In 2013, Daniel Marsh, 15, tortured, murdered, and mutilated Oliver Northup, 87, and his wife Claudia Maupin, 76, in their Davis home. Police described the crime as “exceptional depravity,” and the autopsy report runs more than 6,000 words. Tried as an adult, Marsh drew a sentence of 52 years to life, with a possibility of parole in his early 40s.

Two years through his sentence, voters approved Proposition 57, barring prosecutors from filing juvenile cases in adult court. An appeal court applied the measure retroactively and reversed the murder conviction pending a “transfer hearing.”

If judged suitable for juvenile court, Marsh would be released at age 25. For the families of Northup and Maupin, the nightmare has returned.

In August 2018, the legislature passed Senate Bill 1391, which prohibited the prosecution of juvenile criminals aged 14 and 15 as adults. The Northup and Maupin relatives, along with four other families victimized by juvenile murderers, implored Brown to veto the measure.

“The opposition of certain crime victims and their families to this measure is intense,” Brown wrote in a Sept. 30 message, and “it has weighed on me.” Brown wrote that after he signed the legislation, so the victims didn’t weigh very heavily on the governor, who touted a “a more just system.”

Marsh’s hearing began the next day, and after more than a week of testimony, on Oct. 24, Yolo County judge Samuel McAdam reinstated Marsh’s sentence. At this writing, an extraordinary writ is pending with the appeal court. Whatever the ruling for Marsh, the judge charted what lies ahead after Jan. 1, when SB 1391 takes effect.
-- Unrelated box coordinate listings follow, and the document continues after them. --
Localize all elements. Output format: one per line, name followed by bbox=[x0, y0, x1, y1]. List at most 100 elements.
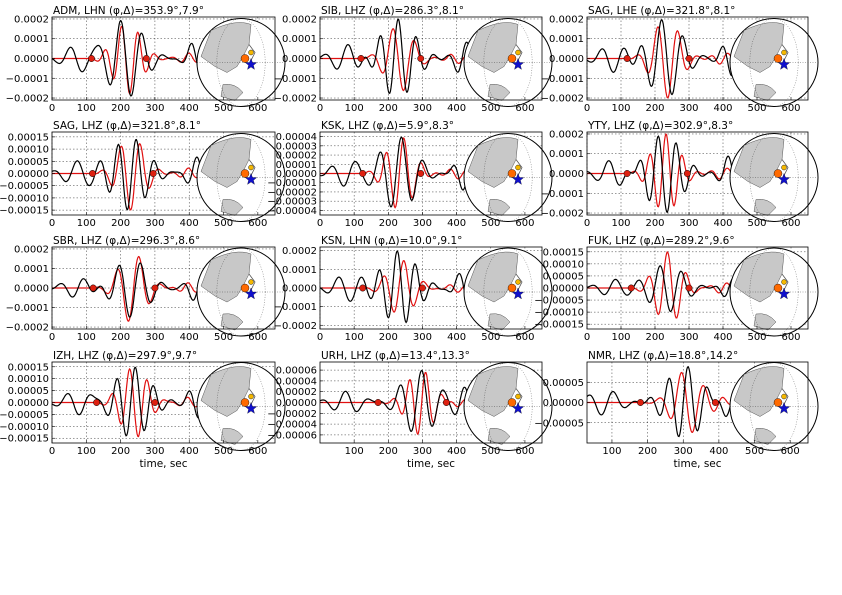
pick-marker bbox=[417, 170, 425, 177]
x-tick-label: 400 bbox=[447, 446, 466, 457]
x-tick-label: 400 bbox=[713, 103, 732, 114]
x-tick-label: 0 bbox=[584, 332, 590, 343]
japan-landmass bbox=[248, 388, 256, 405]
y-tick-label: 0.00010 bbox=[543, 259, 584, 270]
asia-landmass bbox=[467, 22, 519, 73]
y-tick-label: −0.00015 bbox=[534, 320, 584, 331]
panel-fuk-lhz: 0 100 200 300 400 500 600 0.000150.000100.00005… bbox=[534, 235, 819, 343]
x-tick-label: 0 bbox=[49, 446, 55, 457]
station-dot bbox=[248, 393, 254, 400]
y-tick-label: 0.00015 bbox=[543, 247, 584, 258]
x-tick-label: 300 bbox=[145, 446, 164, 457]
globe-inset bbox=[729, 18, 819, 107]
station-dot bbox=[781, 49, 787, 56]
y-tick-label: 0.00003 bbox=[276, 141, 317, 152]
x-tick-label: 300 bbox=[145, 218, 164, 229]
y-tick-label: 0.00005 bbox=[543, 378, 584, 389]
panel-urh-lhz: 100 200 300 400 500 600 0.000060.000040.000020… bbox=[267, 350, 553, 470]
observed-waveform bbox=[587, 135, 741, 214]
x-tick-label: 500 bbox=[747, 103, 766, 114]
globe-inset bbox=[463, 247, 553, 337]
event-star bbox=[511, 58, 525, 70]
globe-inset bbox=[196, 247, 286, 337]
panel-title: FUK, LHZ (φ,Δ)=289.2°,9.6° bbox=[588, 235, 735, 247]
y-tick-label: −0.0001 bbox=[274, 74, 317, 85]
panel-nmr-lhz: 100 200 300 400 500 600 0.00005 0.00000 −0.00005… bbox=[534, 350, 819, 470]
globe-inset bbox=[196, 133, 286, 222]
x-tick-label: 400 bbox=[180, 332, 199, 343]
japan-landmass bbox=[248, 159, 256, 176]
y-tick-label: 0.00004 bbox=[276, 376, 317, 387]
synthetic-waveform bbox=[587, 26, 741, 99]
observed-waveform bbox=[320, 18, 475, 95]
pick-marker bbox=[417, 55, 425, 62]
x-tick-label: 300 bbox=[145, 103, 164, 114]
pick-marker bbox=[359, 170, 367, 177]
station-dot bbox=[515, 279, 521, 285]
x-tick-label: 100 bbox=[77, 332, 96, 343]
panel-ksk-lhz: 0 100 200 300 400 500 600 0.000040.000030.00002… bbox=[267, 120, 553, 229]
y-tick-label: 0.00000 bbox=[8, 398, 49, 409]
x-axis-label: time, sec bbox=[407, 458, 455, 470]
y-tick-label: 0.0002 bbox=[282, 14, 317, 25]
observed-waveform bbox=[52, 19, 207, 97]
x-axis-label: time, sec bbox=[673, 458, 721, 470]
y-tick-label: −0.00005 bbox=[0, 410, 49, 421]
asia-landmass bbox=[200, 137, 252, 188]
asia-landmass bbox=[200, 251, 252, 303]
y-tick-label: −0.0001 bbox=[6, 303, 49, 314]
observed-waveform bbox=[320, 136, 475, 208]
globe-inset bbox=[729, 362, 819, 451]
asia-landmass bbox=[467, 366, 519, 417]
y-tick-label: 0.0001 bbox=[549, 34, 584, 45]
y-tick-label: 0.00000 bbox=[276, 398, 317, 409]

“It will soon be the law of California,” McAdam wrote, “that even a 15-year-old who commits a brutal double murder of strangers in his neighborhood will be adjudicated in juvenile court and not adult criminal court, without any weighing of factors.” The murderers will serve only until age 25, in comfy juvenile facilities.

As McAdam said of Marsh’s double murder, “it is reasonable for family members, neighbors, children in the community to live in some fear because of these crimes.”

That doesn’t weigh heavily on Jerry Brown, who has issued more than 1,100 pardons and in September commuted the life sentences of 20 murderers. He’s just as bad as ever when it comes to crime, and maybe worse.